E agora você o ponto em perder o casaco preto. Em anos passados, eu teria comprado um novo, porque é isso que as pessoas fazem. Nós compramos o que “queremos” e achamos que nós precisamos.

Sobre mim e sobre “coisas”, eu aprendi o seguinte:

  • Eu estou usando o que eu já tenho. Eu costumava viajar muito. Descobri 20 tubos de 5g de creme dental de boa marca à espreita na parte de trás do armário do banheiro, então eu estou usando-os agora, não poupando para “mais tarde”. O psicoterapeuta Stelios Kiosses, que trabalha com açambarcadores extremos, diz que há um pouco de colecionador em todos nós e até mesmo eu questionei minha sanidade quando eu contei 84 barras de sabão de hotel.
  • Eu estou fazendo melhor uso dos meus recursos existentes. Eu não sou nenhum Imelda Marcos, mas como a maioria das mulheres ocidentais, honestamente, eu só uso 50% das roupas que eu possuo. Então, eu tirei tudo do armário – todo o conteúdo do meu guarda-roupa- olhei, ponderei, classifiquei, re-arranjei e coloquei tudo de volta e agora eu estou usando todas elas este ano. E as coisas que eu realmente não gosto, bem, eu estou participando de trocas de roupas usadas com os meus amigos.
  • Eu gosto de compartilhar. O livro “Quem roubou o meu mojo” que eu queria ler há muito tempo terminou na pratileira de compartilhamento do meu prédio . Eu li e agora estou trocando e compartilhando os livros que já possuo com vizinhos, amigos e colegas. Como Rachel Botsman diz que “nós não precisamos possuir uma broca queremos apenas um buraco na parede”.
  • Eu tenho mais tempo. Acima de tudo eu aprendi que muitas pessoas gastam muito tempo gerenciando suas coisas e parece que eles estão desesperados para compartilhar sua dor. Minha amiga Julie me contou como ela passou todo o fim de semana movendo as coisas que ela não usa na garagem. Minha melhor amiga Sarah, no Reino Unidome enviou um e-mail com contos sobre como finalmente conseguiu limpar embaixo da escada, enquanto minha colega Jodie me diz que é a ambição da vida de sua família “reduzir a quantidade de tralhas”.
  • E, caso eu tenha sucesso – e eu estou determinada- eu estou escrevendo um livro e criando um programa de seis semanas para que outros sigam o meu sonho.

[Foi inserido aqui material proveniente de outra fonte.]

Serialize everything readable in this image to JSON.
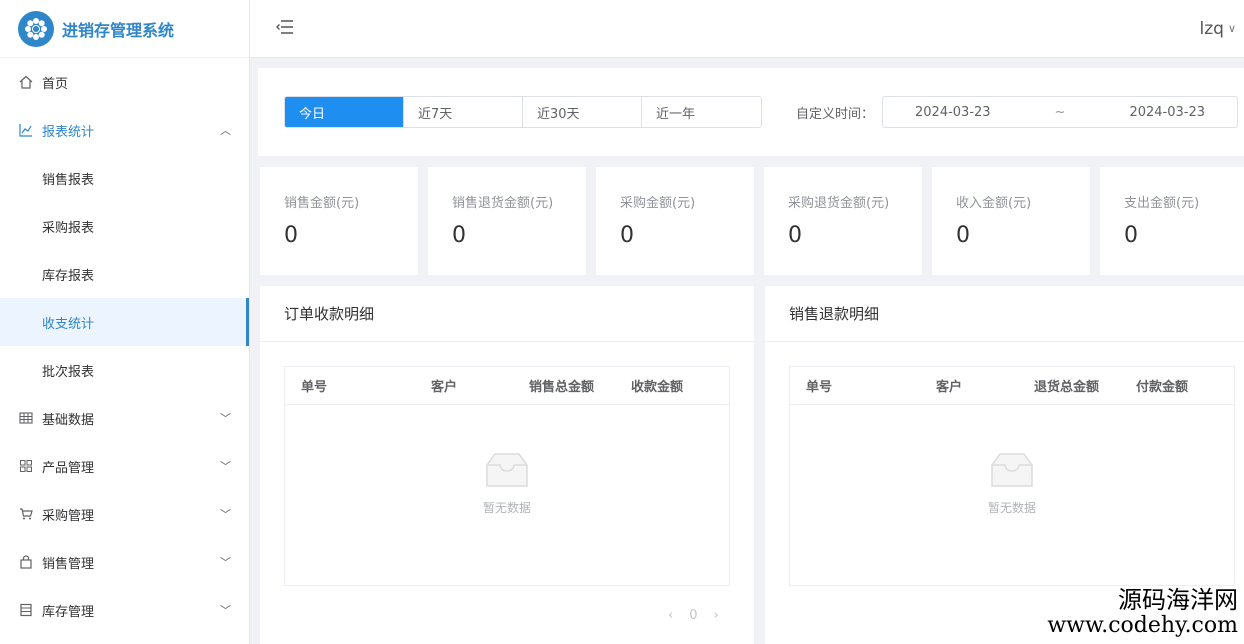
{
  "app": {
    "title": "进销存管理系统"
  },
  "header": {
    "user": "lzq"
  },
  "sidebar": {
    "items": [
      {
        "label": "首页",
        "icon": "home-icon",
        "arrow": ""
      },
      {
        "label": "报表统计",
        "icon": "chart-icon",
        "arrow": "up"
      },
      {
        "label": "销售报表",
        "sub": true
      },
      {
        "label": "采购报表",
        "sub": true
      },
      {
        "label": "库存报表",
        "sub": true
      },
      {
        "label": "收支统计",
        "sub": true,
        "active": true
      },
      {
        "label": "批次报表",
        "sub": true
      },
      {
        "label": "基础数据",
        "icon": "table-icon",
        "arrow": "down"
      },
      {
        "label": "产品管理",
        "icon": "grid-icon",
        "arrow": "down"
      },
      {
        "label": "采购管理",
        "icon": "cart-icon",
        "arrow": "down"
      },
      {
        "label": "销售管理",
        "icon": "bag-icon",
        "arrow": "down"
      },
      {
        "label": "库存管理",
        "icon": "archive-icon",
        "arrow": "down"
      }
    ]
  },
  "filter": {
    "ranges": [
      "今日",
      "近7天",
      "近30天",
      "近一年"
    ],
    "active_range": "今日",
    "custom_label": "自定义时间：",
    "date_start": "2024-03-23",
    "date_sep": "~",
    "date_end": "2024-03-23"
  },
  "stats": [
    {
      "label": "销售金额(元)",
      "value": "0"
    },
    {
      "label": "销售退货金额(元)",
      "value": "0"
    },
    {
      "label": "采购金额(元)",
      "value": "0"
    },
    {
      "label": "采购退货金额(元)",
      "value": "0"
    },
    {
      "label": "收入金额(元)",
      "value": "0"
    },
    {
      "label": "支出金额(元)",
      "value": "0"
    }
  ],
  "panels": {
    "left": {
      "title": "订单收款明细",
      "columns": [
        "单号",
        "客户",
        "销售总金额",
        "收款金额"
      ],
      "empty_text": "暂无数据",
      "page": "0"
    },
    "right": {
      "title": "销售退款明细",
      "columns": [
        "单号",
        "客户",
        "退货总金额",
        "付款金额"
      ],
      "empty_text": "暂无数据"
    }
  },
  "watermark": {
    "line1": "源码海洋网",
    "line2": "www.codehy.com"
  },
  "colors": {
    "primary": "#1f8ef1",
    "brand": "#2f86c8"
  }
}
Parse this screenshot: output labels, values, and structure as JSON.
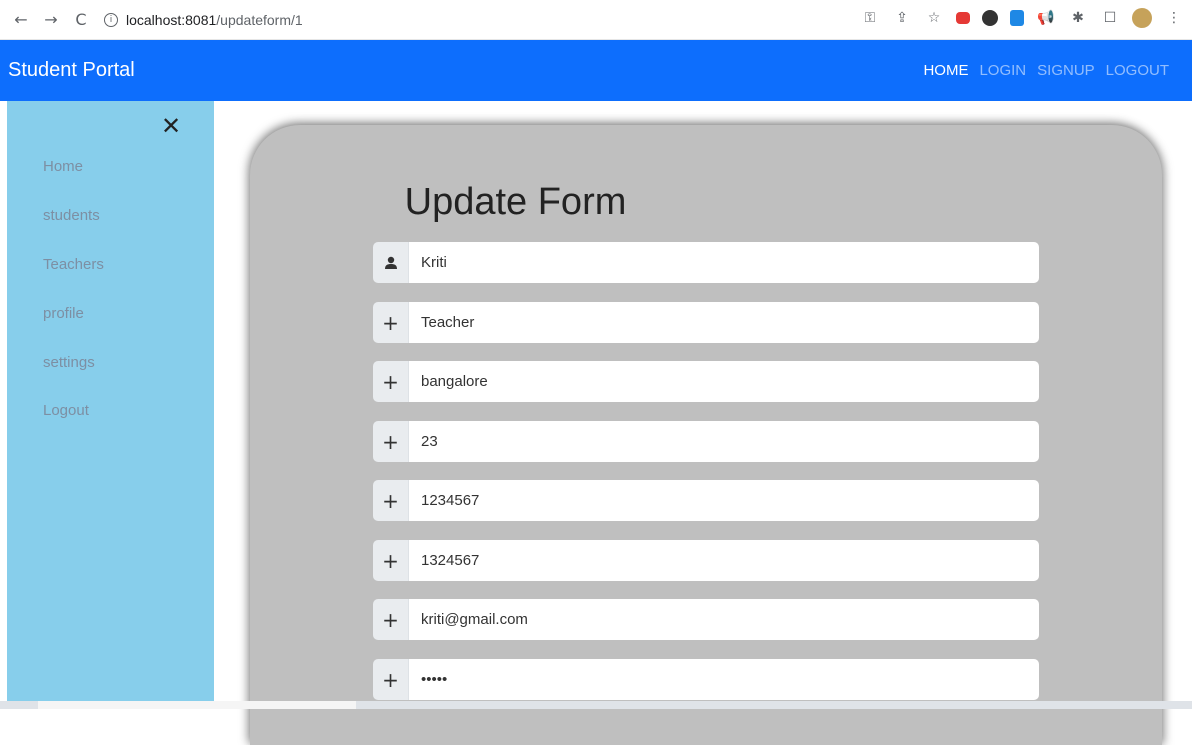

Mas pode minha “compra-zero” por um ano realmente transformar cidades? Eu acredito que sim.

Imagine um mundo onde nós realmente “exaurimos nossos ativos existentes”. Imagine se os estacionamentos das estações ferroviárias e centros das cidades fossem alugados nos fins de semana para festivais, concertos e eventos da comunidade. Imagine se os ônibus escolares fossem utilizados para o transporte de turismo nas férias escolares e se os estacionamentos de bares e igrejas fossem utilizados como pontos de encontro para a caminhada até o ônibus escolar.

Imagine uma cidade onde usamos o que já temos. Imagine prédios de escritório e telhados de fábricas transformados em jardins urbanos, gramados nos subúrbios transformados em hortas e parques de lazer não utilizados convertidos em loteamentos urbanos. Visualize um galpão de compartilhamento de carros comunitários no final de cada rua suburbana. Visualize um mundo onde temos menos e fazemos mais – onde temos tempo para brincar no parque e para conversar na rua. Imagineum mundo onde as cidades são feitas de pessoas e não de montes de tralha desnecessária.


Rachel Smith é Diretora de Planejamento de Transportes da AECOM em Brisbane, autora e blogueira. Ela cria e ajuda na implementação de programas para melhorar a segurança das estradas e reduzir o uso de carros.